Le solde de la dette interne de la compagnie nationale LAM a augmenté de 32,78 millions de meticais (437,8 mille euros) du deuxième au troisième trimestre, « en raison de retards dans le paiement des échéances », indique le dernier bulletin sur la dette publique mozambicaine, contrastant avec une réduction de 2,4% au deuxième trimestre par rapport au précédent.
La LAM pourra rembourser la dette accumulée par versements annuels, garantie par l’État auprès des banques commerciales, selon une résolution autorisant cette opération, approuvée le 2 septembre dernier par le Conseil des ministres.
Dans un communiqué, le gouvernement a ensuite indiqué avoir approuvé « la résolution autorisant le paiement des versements annuels de la dette de la LAM, garantie par l’État avec les banques commerciales », sans toutefois avancer de chiffres, dans le cadre du processus en cours de restructuration de la compagnie aérienne.
Le gouvernement a également autorisé par la même résolution l’Institut de gestion des participations de l’État (Igepe), organisme qui gère et coordonne le secteur des entreprises publiques, à constituer un véhicule à but spécifique (VPE) pour la gestion et la liquidation de ladite dette.
Une résolution a également été approuvée autorisant la constitution d’un VPE détenu par les entreprises Hydroélectrique de Cahora Bassa (HCB), Ports et Chemins de Fer du Mozambique (CFM), Entreprise Mozambicaine d’Assurances (Emose) et les actionnaires de LAM, « dont l’objectif principal est de garantir le financement pour l’acquisition de la participation » dans la compagnie aérienne.
La LAM a cessé d’opérer des vols internationaux il y a presque un an, se concentrant sur les liaisons internes, conduisant également à une nouvelle direction en mai et à l’entrée, en tant qu’actionnaires, de HCB, CFM et Emose.

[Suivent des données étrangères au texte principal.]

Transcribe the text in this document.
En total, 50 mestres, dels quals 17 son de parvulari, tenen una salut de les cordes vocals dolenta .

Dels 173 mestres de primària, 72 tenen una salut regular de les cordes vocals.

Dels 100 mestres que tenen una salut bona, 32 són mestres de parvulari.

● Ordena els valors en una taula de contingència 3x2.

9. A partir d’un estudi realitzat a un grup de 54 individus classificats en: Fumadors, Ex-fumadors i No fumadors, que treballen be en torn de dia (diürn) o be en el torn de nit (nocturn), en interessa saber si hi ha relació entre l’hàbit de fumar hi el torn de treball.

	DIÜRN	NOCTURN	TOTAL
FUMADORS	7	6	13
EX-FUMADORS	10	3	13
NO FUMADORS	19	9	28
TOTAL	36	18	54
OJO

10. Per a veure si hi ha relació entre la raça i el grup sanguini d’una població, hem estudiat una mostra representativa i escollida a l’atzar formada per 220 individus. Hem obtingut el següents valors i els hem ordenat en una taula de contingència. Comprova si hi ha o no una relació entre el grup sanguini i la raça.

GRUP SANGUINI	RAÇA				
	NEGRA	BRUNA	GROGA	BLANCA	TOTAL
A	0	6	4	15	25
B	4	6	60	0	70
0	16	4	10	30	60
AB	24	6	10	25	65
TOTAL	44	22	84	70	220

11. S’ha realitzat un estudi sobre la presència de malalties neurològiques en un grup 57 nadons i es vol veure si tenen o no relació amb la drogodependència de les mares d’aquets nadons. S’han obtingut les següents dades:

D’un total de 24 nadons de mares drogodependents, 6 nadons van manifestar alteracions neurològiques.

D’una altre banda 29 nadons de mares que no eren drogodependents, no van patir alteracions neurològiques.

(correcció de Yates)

Pour diminuer les problèmes récurrents d’annulation de vols, la compagnie a acquis et loué de nouveaux avions, le dernier en date étant un Airbus A319 de 148 places, arrivé à Maputo en décembre.
Les pertes de la LAM ont explosé à 3 977 millions de meticais (53,5 millions d’euros) en 2023, obligeant l’État à injecter un milliard de meticais (13,7 millions d’euros) et à émettre une lettre de confort en 2024, selon un rapport de Lusa du 7 août.
La LAM, qui n’a pas publié de comptes publics, avait enregistré des pertes de 448,6 millions de meticais (six millions d’euros) en 2022, qui ont ainsi explosé l’année suivante, selon les états financiers les plus récents disponibles.
La compagnie fait face depuis plusieurs années à des problèmes opérationnels liés à une flotte réduite et à un manque d’investissements, avec plusieurs incidents non mortels, attribués par des experts à une maintenance insuffisante des avions, étant actuellement en pleine restructuration.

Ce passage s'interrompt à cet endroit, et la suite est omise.